I was finally diagnosed in February of this year. My symptoms really started after having my son in February of 2020, and I began having what I now know were flare ups. Looking back, when I was in high school I had really bad back pain that I thought was due to my background of dancing and cheering. For a few years it didn’t bother me as bad until I had my son. It started with fatigue, which I thought was due to being a new mom. Along with constant aches and pains in my knees, ankles, and lower back.
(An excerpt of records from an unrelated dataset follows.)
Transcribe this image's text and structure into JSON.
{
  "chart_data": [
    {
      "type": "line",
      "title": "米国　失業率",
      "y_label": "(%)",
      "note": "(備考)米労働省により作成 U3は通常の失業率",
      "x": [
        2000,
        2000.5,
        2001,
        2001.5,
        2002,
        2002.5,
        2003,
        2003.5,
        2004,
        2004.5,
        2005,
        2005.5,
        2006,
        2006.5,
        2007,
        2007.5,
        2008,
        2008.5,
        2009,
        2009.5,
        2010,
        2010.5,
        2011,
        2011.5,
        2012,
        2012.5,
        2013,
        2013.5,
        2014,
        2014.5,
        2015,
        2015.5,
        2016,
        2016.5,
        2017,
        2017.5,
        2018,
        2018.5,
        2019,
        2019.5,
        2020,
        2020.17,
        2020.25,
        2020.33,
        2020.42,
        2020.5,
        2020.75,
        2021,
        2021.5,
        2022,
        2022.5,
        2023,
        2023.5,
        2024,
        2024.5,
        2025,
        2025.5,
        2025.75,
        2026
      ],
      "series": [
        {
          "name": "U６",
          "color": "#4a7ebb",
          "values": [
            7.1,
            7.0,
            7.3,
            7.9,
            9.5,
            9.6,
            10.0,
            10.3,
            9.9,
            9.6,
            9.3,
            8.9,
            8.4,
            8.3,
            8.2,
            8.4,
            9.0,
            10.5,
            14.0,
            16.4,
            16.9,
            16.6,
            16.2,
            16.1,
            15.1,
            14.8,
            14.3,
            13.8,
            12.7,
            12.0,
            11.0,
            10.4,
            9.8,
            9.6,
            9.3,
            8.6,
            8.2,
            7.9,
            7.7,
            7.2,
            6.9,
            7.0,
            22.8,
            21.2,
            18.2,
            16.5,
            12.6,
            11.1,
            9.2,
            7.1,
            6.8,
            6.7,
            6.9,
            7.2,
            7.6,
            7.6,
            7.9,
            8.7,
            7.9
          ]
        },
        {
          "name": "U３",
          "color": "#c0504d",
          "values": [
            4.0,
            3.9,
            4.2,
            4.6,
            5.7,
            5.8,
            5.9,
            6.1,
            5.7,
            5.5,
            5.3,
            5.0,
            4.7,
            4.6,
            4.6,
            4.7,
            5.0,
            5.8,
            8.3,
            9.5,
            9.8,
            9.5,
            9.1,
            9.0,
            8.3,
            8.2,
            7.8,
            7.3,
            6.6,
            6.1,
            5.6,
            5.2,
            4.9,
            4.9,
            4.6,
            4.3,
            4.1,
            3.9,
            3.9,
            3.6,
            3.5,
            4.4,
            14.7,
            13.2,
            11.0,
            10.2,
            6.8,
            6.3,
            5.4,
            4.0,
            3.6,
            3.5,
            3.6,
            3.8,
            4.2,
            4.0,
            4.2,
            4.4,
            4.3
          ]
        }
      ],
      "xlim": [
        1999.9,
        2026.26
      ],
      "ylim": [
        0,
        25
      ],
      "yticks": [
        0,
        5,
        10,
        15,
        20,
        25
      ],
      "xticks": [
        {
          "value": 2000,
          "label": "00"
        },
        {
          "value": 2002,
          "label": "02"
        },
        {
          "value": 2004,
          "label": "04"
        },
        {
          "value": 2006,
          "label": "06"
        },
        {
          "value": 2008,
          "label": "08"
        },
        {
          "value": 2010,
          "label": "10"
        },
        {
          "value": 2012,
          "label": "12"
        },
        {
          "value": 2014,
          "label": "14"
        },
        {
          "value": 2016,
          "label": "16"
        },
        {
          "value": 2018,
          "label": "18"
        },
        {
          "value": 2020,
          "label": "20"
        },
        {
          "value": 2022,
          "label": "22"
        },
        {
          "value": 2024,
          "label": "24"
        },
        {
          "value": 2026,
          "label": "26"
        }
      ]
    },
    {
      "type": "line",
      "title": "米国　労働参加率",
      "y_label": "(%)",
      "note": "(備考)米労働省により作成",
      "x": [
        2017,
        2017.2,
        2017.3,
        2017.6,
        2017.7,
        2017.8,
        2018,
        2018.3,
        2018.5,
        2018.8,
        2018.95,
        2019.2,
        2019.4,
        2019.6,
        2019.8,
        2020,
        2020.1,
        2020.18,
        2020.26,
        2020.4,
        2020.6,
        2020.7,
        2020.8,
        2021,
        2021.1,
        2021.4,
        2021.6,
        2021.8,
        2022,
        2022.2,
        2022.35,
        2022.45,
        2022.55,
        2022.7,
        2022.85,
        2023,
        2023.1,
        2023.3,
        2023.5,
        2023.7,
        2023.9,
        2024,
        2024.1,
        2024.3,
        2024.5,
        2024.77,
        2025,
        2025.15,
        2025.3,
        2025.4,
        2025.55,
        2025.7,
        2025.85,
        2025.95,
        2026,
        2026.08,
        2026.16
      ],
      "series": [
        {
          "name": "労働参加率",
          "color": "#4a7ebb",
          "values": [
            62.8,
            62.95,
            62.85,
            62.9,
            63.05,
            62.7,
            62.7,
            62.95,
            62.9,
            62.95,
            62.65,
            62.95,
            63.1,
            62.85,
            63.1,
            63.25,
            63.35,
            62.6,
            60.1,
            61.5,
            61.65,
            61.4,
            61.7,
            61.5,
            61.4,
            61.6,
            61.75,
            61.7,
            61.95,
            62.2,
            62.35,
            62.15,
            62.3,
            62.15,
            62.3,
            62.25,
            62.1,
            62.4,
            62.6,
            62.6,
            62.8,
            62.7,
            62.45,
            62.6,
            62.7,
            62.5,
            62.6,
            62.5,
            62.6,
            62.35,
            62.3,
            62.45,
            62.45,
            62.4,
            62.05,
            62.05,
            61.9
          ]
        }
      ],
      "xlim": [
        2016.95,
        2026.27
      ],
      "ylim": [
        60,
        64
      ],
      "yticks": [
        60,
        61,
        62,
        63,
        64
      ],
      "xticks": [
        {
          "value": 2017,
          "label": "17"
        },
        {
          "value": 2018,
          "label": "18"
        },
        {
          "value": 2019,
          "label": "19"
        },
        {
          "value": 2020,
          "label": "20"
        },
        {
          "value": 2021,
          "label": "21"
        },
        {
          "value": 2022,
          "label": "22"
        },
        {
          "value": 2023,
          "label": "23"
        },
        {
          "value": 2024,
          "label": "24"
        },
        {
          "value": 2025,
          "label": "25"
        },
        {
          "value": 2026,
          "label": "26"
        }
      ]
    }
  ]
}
After a few months I decided to go to my primary physician to see if I could get an insight on what was going on. They ran some blood work and ultimately referred me to a rheumatologist. I went to see the rheumatologist and after more blood work and x-rays, he diagnosed me with Ankylosing Spondylitis. I had absolutely no idea what that was, I had never heard of it before. My doctor gave me information on it, prescribed me Celebrex and then sent me on my way.
I didn’t know what or how to think about the diagnosis because I had no idea what it was. After doing my research everything made sense and I realized how serious it was. I tried to alter my diet and take the Celebrex. I felt okay for a few weeks but the flare ups started up again. I went back to my rheumatologist and we decided to try an injectable medication, Enbrel. I have been on Enbrel for about three months now, and my flare ups have been far and few in between.
I feel like I finally feel somewhat “normal” now. I know I won’t ever be as mobile or energetic as I was before, but I am slowly learning to accept my reality now. This illness has been a long, lonely journey but it’s all still the beginning and I can endure anything life throws at me.
This story is intended to convey a personal experience and, because every person’s experience is unique, should not be relied upon as a substitute for professional healthcare advice.